Blue light can suppress production of the sleep hormone melatonin, so give yourself a deadline at night and don’t look at any screens after that time. As much as possible, try to stick to a schedule of going to bed at about the same time each night and getting up at around the same time each morning.

9. Give Yourself a Break When You’re Nervous

“I always try to remind patients: If you’re in a stressful situation, like if you have to go to a family event or a big church or community event, your movements may get a little worse,” says Anderson.

“That doesn’t mean you’re suddenly worse or that you’re relapsing. It just means that when you’re stressed, your movements are going to come out a little more.”
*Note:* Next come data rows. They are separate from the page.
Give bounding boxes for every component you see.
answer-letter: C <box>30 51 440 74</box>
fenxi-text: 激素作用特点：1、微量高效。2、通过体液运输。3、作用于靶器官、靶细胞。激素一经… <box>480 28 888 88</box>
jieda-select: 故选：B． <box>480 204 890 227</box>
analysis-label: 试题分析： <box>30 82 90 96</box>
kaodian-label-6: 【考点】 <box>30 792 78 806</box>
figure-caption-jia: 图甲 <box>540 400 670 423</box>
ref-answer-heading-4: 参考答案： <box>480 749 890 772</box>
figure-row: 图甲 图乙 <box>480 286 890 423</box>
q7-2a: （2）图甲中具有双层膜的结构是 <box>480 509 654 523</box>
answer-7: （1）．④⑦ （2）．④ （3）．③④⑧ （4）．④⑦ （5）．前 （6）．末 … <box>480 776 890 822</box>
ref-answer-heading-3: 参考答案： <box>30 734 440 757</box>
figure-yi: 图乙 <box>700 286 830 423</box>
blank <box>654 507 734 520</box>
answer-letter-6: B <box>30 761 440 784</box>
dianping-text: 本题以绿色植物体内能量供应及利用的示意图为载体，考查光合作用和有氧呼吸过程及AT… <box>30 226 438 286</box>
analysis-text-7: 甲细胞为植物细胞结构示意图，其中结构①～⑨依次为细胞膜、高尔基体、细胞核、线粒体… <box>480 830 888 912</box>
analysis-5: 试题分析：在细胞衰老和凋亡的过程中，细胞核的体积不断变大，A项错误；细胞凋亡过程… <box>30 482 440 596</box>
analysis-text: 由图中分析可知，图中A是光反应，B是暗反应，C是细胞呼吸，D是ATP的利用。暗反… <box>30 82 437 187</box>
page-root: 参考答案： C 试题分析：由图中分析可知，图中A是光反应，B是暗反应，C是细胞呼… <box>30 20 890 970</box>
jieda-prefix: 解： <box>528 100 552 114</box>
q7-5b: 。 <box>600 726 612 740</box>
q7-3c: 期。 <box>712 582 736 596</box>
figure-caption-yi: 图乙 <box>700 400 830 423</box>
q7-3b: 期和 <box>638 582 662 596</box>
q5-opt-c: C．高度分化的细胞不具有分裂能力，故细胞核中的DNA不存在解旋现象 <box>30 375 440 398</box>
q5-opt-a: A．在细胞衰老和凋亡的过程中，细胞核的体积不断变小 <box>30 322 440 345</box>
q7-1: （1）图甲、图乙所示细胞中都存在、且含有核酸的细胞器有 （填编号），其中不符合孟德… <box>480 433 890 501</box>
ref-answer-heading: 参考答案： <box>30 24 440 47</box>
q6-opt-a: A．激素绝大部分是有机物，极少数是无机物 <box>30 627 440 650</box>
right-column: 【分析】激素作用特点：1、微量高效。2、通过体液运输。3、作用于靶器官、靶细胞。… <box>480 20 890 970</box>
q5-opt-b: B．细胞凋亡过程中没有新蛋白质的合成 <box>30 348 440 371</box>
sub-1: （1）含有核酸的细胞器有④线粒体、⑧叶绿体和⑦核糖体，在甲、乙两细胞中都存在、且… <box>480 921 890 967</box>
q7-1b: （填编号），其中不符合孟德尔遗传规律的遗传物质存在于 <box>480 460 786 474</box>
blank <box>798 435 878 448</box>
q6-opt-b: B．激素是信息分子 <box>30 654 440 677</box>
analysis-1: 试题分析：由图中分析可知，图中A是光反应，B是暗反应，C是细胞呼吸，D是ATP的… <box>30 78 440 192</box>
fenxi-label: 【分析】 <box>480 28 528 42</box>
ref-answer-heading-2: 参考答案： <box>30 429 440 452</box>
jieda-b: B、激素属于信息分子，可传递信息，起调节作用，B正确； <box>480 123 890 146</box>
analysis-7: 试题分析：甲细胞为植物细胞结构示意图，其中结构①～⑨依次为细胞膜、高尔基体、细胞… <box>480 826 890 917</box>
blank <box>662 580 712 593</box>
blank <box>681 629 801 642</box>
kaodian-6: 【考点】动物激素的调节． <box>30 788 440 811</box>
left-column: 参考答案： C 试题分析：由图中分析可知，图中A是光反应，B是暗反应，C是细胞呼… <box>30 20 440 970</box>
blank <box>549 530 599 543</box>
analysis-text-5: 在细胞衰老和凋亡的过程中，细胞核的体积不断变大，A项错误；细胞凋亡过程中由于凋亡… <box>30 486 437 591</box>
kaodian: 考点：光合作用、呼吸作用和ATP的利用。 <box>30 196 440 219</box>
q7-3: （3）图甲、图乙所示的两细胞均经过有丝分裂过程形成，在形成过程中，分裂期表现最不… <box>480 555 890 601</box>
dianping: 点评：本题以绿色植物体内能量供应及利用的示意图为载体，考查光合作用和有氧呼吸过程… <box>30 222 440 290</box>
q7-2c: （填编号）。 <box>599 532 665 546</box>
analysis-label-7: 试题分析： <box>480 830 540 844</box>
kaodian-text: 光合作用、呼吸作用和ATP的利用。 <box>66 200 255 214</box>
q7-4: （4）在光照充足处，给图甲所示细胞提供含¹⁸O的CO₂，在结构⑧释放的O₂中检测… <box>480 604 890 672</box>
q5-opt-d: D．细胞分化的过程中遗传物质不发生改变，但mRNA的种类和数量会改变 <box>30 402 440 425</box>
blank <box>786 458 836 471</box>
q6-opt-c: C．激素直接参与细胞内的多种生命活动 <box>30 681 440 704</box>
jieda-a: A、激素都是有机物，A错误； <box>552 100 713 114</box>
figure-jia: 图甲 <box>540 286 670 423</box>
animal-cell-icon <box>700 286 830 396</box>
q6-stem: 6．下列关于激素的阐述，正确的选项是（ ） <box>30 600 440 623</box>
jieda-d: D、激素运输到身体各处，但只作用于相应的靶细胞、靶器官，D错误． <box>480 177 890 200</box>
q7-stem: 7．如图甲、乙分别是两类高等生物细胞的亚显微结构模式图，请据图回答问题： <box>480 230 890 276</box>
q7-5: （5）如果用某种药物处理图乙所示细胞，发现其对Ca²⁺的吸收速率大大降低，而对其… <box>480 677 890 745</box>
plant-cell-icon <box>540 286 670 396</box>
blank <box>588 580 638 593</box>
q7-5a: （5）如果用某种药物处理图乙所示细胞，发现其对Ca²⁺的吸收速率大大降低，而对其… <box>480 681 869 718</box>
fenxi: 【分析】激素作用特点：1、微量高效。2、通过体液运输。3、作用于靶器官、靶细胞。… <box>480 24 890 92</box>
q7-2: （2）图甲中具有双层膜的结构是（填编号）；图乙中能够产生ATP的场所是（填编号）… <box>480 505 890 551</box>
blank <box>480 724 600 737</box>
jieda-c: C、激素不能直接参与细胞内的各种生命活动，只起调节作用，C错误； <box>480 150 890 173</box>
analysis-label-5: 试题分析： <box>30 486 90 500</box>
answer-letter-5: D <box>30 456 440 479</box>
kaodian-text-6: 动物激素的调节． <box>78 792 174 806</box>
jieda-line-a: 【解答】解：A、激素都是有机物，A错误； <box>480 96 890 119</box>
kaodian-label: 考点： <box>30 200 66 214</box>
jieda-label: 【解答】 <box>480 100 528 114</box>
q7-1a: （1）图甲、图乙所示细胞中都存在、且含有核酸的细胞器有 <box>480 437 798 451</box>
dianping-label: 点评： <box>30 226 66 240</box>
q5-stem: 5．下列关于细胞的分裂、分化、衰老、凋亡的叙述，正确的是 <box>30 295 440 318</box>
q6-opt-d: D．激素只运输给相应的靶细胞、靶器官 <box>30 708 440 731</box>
Knowing that, and being able to show yourself compassion, can help.

10. Consider Reducing Your Caffeine Intake

Caffeinated beverages can make involuntary movements worse for some people, says Anderson.

That doesn’t necessarily mean you have to give up your morning cup of coffee, but she suggests trying an experiment: Have one less caffeinated beverage per day, and cut out caffeine entirely after 5 p.m. If you notice an improvement in your movements, you might be sensitive to the effects of caffeine, and consuming less might help you feel a bit better.

11. Ask a Friend or Family Member How Much You Move

Sometimes, people with tardive dyskinesia aren’t sure how much they’re moving. So, if you feel comfortable doing so, ask someone you trust for feedback on your motions.

Anderson suggests saying something like, “My doctor has told me that involuntary movements, particularly in my face, but sometimes in my fingers and toes and the rest of my body, can be a side effect of my medication. Do you notice that I’m doing this? Does it look like I’m fidgeting or chewing gum when I’m not, or moving around a lot?”

These kinds of conversations can help you assess your situation more objectively.